In the December 2020 release notes, Snowflake made mention of a feature that got way too little press. The mention of it was so slight that only hardcore Snowflake aficionados rang alarm bells.


This is probably one of the most understated features Snowflake has ever released and the downstream repercussions of it will reverberate across the entire platform. To understand why, we need to piece apart a Snowflake session, synchronous queries, and asynchronous queries.

One of the imposed limits that Snowflake had was that each session could only have one synchronous query occurring at a time. Now Snowflake is a very fast database, so for a vast majority of analytical use cases, this limitation really doesn’t matter. But in cases where many queries were lined up, lots of gymnastics were required to fire off that queue of queries. Imagine Snowflake’s query engine is a bullet train, and you have a long line of people ready to board the train. Now imagine that the bullet train only allowed 1 passenger at a time. This was frustrating, to say the least.

The workaround was to open a new session. So the outcome would be the opening of many sessions to execute the queries, which does work, but not without the overhead of opening the sessions themselves.

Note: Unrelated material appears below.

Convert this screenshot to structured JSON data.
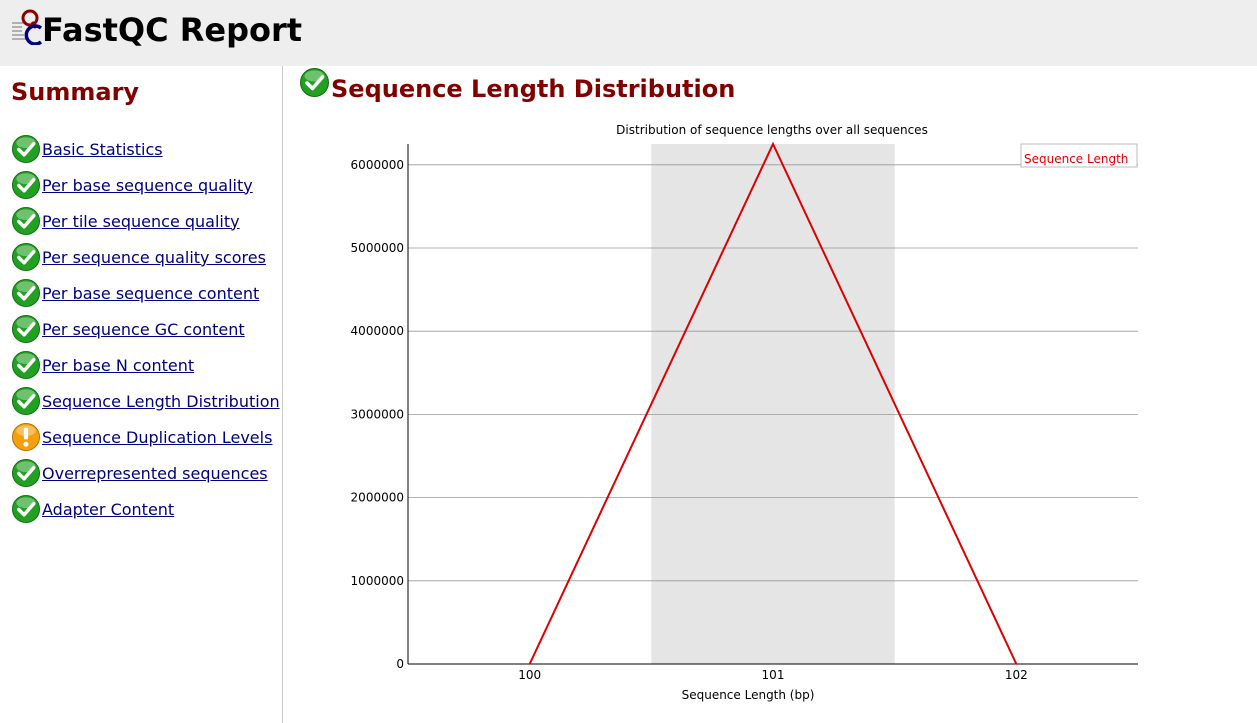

So if you have 100,000 queries those sessions add legitimate overhead. Today DASK managed sessions help smooth out this process to monitor each session and execute the queries. However, the other frustration with the synchronous approach is that the open compute is often not fully utilized. So like our bullet train example, there might be lots of room left for people to board the train, but that space gets unused. This unused compute space gets billed for the same amount because open-compute is open-compute, whether it’s completely occupied or not.

 

100,000 queries?


But wait a second, 100,000 queries? Why would anybody need to fire off that many queries? There’s actually a whole bunch of data-oriented events that could get value from this. First and foremost the data integration pipelines. When data needs to be transformed, imagine being able to execute all the non-dependent queries in a single session (bullet train). In some cases, the impact could be dramatic, as in 50-100X faster. Now think about how fast Snowflake already is at processing data transformations. You get the idea of how incredible this could be. The big one on the horizon is data science and machine learning – more on that later.
So asynchronous queries mean that a single session can fire off thousands of queries. But what does that mean? What does that even look like??? Should we queue the Michael Bay special effects?
This is where Python comes into the picture. Remember the intent is to allow many queries to fire, so it's not like running a query and seeing data. The results are written in Snowflake, if you want to query them you can. Additionally, when asynchronous queries are being orchestrated by Python, Python is in control of the process. So at least in this iteration, there are no multi-step SQL queries allowed. If a query has an error and the Python isn’t written to stay open and log the error, you may miss it. Also, firing queries like this does have some limitations that bump up against ACID requirements. For example, you can’t run an asynchronous UPDATE statement to a single table because an UPDATE forces the metadata pointers to adjust to the new “latest record” which will deadlock the table. Additionally in its current iteration, Snowflake caps the number of asynchronous single table INSERTs at 20. On the 21st asynchronous INSERT, the subsequent INSERTs will fail. Intricity has successfully circumvented this cap using Python to manage the INSERTs during the session. Additionally, the order of submission is not necessarily the order of execution, the queries are LITERALLY asynchronous meaning they will run as soon as the compiler has them ready. To manage the complexity of orchestration, there is a balance in Python between leveraging asynchronous and synchronous jobs to create landmarks and controls to pause for dependencies.

 

RESULTS_SCAN... An Annoyance to Feature


If you’ve ever hated using RESULTS_SCAN, then you’re not alone. Most SQL experts are accustomed to system metadata commands producing queryable results. However, in Snowflake that becomes a two-step process using the SHOW command and the RESULTS_SCAN. What many Snowflake users don’t know is that the RESULT_SCAN turns out to be persisted for every query in Snowflake for 24 hours. So this thing that many SQL experts didn’t like, turns out to be a massive advantage when it comes to programmatic pipelines like the ones created in Python. This is because programmers can leverage the use of query_id’s to drive the “memory” of the application. All Python needs to know from Snowflake is the ID’s of the queries, and leverage Snowflake’s RESULT_SCAN command to execute further events/queries, and that RESULT_SCAN is persisted for 24 hours to be used and reused, as long as the role and user that produced it is running the query. What this also means is that machine learning events and other iterative applications can be wickedly lightweight to process because there’s no moving any data out of Snowflake.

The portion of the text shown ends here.